Rodrigo protagonizó un golpe de Estado después de la muerte del rey Witiza en el año 710, lo que le permitió asumir la corona con el apoyo de un sector de la aristocracia del reino. El golpe supuso el desplazamiento de los hijos y los partidarios del rey difunto en un ambiente de luchas de poder. Sin tiempo de extender su autoridad, Rodrigo sólo emitió algunas monedas de oro en Toledo y Egitania (Idanha a-Velha, Portugal) en las que podía leerse «En el nombre de Dios, Rodrigo rey» y se adivinaba la efigie del nuevo monarca tocado con una corona.

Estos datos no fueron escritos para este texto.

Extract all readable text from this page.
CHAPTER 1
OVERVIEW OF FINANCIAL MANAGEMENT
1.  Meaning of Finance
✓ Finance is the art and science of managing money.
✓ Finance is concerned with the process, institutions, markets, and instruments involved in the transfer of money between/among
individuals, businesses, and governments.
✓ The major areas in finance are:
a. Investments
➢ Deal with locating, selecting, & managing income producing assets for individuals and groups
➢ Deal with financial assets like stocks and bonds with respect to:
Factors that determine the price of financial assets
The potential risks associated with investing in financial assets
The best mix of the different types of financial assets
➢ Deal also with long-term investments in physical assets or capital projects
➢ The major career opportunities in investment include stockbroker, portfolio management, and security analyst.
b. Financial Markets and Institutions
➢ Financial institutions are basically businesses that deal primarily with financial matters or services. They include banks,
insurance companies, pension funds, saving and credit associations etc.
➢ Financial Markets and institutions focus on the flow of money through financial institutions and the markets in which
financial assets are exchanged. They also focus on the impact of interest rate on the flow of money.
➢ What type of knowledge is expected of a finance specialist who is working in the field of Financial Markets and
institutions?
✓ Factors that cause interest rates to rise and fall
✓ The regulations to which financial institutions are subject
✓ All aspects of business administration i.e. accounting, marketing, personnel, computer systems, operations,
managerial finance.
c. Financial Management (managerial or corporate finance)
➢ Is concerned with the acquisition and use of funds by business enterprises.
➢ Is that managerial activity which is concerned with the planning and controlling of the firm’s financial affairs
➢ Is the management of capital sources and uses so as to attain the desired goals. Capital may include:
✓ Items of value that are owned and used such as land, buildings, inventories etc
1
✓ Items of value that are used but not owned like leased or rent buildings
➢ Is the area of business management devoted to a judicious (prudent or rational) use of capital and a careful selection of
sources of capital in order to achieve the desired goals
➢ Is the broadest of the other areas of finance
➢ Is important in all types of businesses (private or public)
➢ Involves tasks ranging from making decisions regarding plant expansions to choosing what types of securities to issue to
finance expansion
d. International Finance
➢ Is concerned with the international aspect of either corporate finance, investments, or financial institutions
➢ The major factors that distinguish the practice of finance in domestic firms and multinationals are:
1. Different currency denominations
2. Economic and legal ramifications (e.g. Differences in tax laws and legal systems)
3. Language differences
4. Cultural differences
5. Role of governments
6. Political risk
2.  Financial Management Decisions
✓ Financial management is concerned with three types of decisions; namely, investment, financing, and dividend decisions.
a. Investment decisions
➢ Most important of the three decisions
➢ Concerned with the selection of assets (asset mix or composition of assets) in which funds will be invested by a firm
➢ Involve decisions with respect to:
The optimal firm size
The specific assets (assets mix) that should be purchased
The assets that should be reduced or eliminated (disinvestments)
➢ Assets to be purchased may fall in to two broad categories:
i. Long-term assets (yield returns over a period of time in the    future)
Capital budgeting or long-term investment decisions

Diez años más tarde, y después de que Rodrigo fuera derrotado y muerto en la batalla de Guadalete, el califa de Damasco ordenó construir en torno al 720 un pequeño palacete de recreo llamado Qusayr Amra, a unos ochenta kilómetros al este de Ammán, la actual capital de Jordania. Este palacete alberga un extraordinario conjunto de pinturas murales que representan escenas de caza, bailarinas y estrellas, sin parangón en el arte islámico posterior. En uno de esos frescos aparece una gran figura sentada, posiblemente el propio califa –que en el momento de la conquista era al-Walid I–, ante el cual se presentan varios personajes, hoy en día apenas visibles, pero a los que una inscripción escrita en árabe y en griego identifica como el emperador bizantino, el soberano persa, el monarca etíope y el mismísimo Rodrigo. Por encima de estas figuras aparece la palabra griega Niké, «Victoria», lo que hace pensar que aquí se quiso mostrar a los soberanos sometidos por los ejércitos árabes. Pero la figura de Rodrigo no sólo se representó en un lugar perdido del desierto jordano a más de seis mil kilómetros de Toledo. También alimentó buen número de leyendas árabes cuyo origen posiblemente fue Egipto, y que reflejaban el deslumbramiento producido por el remoto país que ahora se conocía como al-Andalus.
Las leyendas de Rodrigo
En una de aquellas leyendas, Rodrigo desoye a quienes le advierten de que no debe entrar en una misteriosa mansión de Toledo clausurada por una puerta a la que cada rey visigodo había añadido un candado. El orgullo y la curiosidad pueden más que cualquier consejo, y tras haber forzado la entrada Rodrigo sólo encuentra un cofre con un pergamino que representa a los árabes y anuncia que invadirán Hispania el día en que alguien penetre en la estancia. En otra leyenda Rodrigo viola a la hija del señor de Ceuta, que le había sido encomendada para su educación, y éste acude al gobernador árabe del norte de África, Musa ibn Nusayr, para que le ayude a vengarse, iniciándose así la conquista del reino. Misterios y cuentos pasaron a envolver la explicación del final del reino haciendo de la interpretación histórica una tarea a veces casi imposible.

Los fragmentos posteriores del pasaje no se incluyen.